Brook Green and West Kensington
The last of my London trip videos is another area that is special to me.
Not as picturesque perhaps as others, but it stands out in the area as being somehow quieter and set apart, streets of Victorian houses and mansion blocks (i.e. purpose-built blocks of flats in late 19th / early 20th century style), street trees, Brook Green itself meandering through along the path of a long-buried minor river, the remains of St Paul’s School and the new housing built on its land, St Paul’s Girls’ School where Gustav Holst was music master from 1905 until his untimely death in 1934, a row of little Iranian restaurants opposite the Olympia exhibition centre, Rowan Road where the poet Leigh Hunt lived his last years, the pub on the corner that used to be an inn where the stagecoaches changed over from the elegant horses used in town to the beasts that could get a coach to Bath faster than the wind (although the journey time to provincial capitals was still measured in days).

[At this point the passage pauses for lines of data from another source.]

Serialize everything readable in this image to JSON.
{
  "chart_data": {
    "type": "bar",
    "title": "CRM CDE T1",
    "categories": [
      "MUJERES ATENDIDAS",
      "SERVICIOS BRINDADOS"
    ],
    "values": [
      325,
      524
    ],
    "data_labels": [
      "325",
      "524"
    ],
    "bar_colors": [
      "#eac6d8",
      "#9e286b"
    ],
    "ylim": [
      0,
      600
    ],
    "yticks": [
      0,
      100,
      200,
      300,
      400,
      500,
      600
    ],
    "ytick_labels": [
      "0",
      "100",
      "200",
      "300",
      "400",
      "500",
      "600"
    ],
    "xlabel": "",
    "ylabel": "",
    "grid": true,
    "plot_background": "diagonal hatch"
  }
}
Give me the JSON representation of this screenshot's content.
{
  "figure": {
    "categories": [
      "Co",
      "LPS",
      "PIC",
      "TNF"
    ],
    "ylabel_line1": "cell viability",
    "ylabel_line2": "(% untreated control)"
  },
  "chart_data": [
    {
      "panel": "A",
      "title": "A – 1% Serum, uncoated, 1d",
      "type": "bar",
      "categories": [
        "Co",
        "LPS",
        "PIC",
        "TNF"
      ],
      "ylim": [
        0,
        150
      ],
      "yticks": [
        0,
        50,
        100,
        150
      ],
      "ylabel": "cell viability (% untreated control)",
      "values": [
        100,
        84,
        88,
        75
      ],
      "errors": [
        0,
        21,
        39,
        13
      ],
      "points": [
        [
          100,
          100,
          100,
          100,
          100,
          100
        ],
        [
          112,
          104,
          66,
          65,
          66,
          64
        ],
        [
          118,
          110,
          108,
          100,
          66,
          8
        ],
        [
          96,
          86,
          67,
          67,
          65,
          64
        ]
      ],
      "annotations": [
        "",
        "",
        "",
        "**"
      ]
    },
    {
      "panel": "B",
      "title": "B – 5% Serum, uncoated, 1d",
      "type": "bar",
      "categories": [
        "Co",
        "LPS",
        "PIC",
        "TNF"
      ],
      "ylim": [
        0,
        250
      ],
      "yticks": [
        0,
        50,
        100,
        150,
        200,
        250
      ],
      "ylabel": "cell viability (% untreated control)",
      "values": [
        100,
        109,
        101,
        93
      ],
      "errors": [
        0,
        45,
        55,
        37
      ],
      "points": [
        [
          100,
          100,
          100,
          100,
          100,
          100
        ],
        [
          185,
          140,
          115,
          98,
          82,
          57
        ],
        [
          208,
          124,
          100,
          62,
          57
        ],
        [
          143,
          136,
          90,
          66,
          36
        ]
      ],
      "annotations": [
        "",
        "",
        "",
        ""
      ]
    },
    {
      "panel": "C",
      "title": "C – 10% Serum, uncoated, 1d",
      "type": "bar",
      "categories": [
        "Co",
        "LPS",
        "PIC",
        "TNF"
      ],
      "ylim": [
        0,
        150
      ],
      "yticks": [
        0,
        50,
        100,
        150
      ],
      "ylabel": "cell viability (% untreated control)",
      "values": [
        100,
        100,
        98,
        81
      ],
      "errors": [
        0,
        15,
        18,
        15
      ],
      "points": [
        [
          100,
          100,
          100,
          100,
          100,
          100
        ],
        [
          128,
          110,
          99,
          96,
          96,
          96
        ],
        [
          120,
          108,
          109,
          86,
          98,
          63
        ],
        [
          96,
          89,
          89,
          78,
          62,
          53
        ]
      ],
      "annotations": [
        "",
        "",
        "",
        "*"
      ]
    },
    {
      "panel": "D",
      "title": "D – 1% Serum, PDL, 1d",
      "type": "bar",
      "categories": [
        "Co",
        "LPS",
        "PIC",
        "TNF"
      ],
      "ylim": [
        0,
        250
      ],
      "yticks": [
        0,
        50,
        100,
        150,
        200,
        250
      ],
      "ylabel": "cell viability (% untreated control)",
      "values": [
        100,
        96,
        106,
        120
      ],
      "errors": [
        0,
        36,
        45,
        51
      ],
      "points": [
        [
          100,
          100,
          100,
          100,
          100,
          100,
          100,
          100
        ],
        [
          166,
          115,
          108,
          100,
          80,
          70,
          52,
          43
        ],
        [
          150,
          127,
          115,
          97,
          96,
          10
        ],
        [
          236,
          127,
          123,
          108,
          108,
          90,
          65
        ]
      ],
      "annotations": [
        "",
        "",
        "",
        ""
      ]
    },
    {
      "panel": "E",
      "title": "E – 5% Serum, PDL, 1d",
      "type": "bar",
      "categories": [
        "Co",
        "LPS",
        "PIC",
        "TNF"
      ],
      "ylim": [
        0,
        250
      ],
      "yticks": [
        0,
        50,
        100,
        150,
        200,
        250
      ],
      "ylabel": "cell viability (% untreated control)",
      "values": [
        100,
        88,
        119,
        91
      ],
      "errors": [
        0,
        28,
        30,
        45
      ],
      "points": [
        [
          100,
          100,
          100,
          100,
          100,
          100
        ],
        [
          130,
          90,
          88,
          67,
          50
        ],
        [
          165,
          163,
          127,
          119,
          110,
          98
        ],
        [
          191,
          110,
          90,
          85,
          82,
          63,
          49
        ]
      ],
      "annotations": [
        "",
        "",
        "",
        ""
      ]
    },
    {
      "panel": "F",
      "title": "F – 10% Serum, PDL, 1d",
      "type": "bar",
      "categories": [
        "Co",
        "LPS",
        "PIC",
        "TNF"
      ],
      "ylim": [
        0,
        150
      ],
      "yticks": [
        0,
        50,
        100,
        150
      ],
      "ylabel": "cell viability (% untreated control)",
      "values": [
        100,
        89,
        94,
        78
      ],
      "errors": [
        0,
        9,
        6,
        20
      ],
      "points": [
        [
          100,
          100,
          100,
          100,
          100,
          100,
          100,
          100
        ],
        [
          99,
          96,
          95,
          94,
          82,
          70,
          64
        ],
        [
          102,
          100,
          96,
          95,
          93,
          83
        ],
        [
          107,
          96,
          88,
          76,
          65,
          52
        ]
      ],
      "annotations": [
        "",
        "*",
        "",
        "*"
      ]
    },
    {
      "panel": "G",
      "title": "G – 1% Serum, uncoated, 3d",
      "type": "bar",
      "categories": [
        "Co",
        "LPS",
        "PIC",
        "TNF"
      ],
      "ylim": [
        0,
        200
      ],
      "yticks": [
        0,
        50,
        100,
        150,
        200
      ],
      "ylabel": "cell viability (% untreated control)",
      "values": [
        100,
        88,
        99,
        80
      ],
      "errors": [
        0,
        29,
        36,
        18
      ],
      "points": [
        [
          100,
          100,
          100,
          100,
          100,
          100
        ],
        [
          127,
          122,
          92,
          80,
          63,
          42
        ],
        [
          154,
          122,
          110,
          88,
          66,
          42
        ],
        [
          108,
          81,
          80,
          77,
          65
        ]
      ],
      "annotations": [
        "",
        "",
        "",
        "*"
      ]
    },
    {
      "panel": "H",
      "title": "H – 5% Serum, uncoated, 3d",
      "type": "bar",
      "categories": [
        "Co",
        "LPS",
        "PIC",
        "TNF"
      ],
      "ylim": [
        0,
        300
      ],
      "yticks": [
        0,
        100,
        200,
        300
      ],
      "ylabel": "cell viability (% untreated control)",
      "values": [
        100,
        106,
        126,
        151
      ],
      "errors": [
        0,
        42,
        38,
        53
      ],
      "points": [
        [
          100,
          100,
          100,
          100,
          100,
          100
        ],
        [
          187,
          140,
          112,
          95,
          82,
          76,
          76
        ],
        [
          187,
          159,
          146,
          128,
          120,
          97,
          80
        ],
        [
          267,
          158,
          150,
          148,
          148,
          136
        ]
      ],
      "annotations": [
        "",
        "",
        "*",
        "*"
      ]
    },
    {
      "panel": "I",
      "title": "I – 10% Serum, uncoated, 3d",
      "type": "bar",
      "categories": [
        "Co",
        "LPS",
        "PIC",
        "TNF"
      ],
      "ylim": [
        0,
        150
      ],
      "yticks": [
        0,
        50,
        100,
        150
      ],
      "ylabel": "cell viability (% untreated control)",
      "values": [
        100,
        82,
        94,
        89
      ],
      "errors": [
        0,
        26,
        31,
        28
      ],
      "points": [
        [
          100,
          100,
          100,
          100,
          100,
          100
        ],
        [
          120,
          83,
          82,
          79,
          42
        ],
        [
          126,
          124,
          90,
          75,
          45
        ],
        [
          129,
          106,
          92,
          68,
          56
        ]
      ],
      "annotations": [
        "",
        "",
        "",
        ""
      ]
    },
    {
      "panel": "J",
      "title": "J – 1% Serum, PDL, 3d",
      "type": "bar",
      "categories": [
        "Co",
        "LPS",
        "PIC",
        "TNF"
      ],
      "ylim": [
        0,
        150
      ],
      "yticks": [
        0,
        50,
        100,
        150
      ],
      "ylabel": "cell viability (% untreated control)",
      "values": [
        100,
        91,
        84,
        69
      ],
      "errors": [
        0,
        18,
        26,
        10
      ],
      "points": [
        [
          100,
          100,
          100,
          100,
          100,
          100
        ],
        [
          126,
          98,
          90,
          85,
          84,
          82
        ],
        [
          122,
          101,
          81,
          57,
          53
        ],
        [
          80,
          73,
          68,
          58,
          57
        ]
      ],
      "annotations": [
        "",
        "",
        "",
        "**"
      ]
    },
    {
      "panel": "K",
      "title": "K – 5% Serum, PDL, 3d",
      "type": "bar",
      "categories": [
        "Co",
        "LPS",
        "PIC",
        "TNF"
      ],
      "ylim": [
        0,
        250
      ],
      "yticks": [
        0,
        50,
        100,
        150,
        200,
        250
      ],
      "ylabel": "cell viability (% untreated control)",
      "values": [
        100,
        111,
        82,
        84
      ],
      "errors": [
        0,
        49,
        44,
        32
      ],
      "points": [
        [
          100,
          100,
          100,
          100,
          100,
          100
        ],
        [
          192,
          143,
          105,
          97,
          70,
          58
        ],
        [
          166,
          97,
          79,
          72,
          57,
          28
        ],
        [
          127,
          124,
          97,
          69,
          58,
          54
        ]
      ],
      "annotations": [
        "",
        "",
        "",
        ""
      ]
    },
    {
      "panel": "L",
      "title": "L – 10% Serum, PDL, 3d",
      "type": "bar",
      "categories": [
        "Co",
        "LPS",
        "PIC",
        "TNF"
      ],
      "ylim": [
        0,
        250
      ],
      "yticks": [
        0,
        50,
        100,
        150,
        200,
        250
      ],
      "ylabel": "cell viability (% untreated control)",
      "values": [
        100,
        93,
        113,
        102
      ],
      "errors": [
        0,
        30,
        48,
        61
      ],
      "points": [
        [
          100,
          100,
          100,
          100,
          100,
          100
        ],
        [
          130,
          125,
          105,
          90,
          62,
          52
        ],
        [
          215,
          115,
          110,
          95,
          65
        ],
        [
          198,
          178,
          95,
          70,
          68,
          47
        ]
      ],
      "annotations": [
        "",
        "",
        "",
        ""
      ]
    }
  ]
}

Then when the stagecoaches stopped became a writers’ pub and later on (rebuilt) was a rock venue; the artists’ studios by the A4, huge windows to let in the unvarying northern light; well-heeled inner suburbia inhabited by media persons to this day; three Tube stations (if you include Olympia on its edge): West Kensington and Barons Court; where Gandhi lived, and H Rider Haggard, and Geoffrey de Havilland.
The first place I lived in London, and the first place I lived away from my family. I still dream of it regularly. Going back was strange because I dream of it so much that it didn’t seem real. But it was.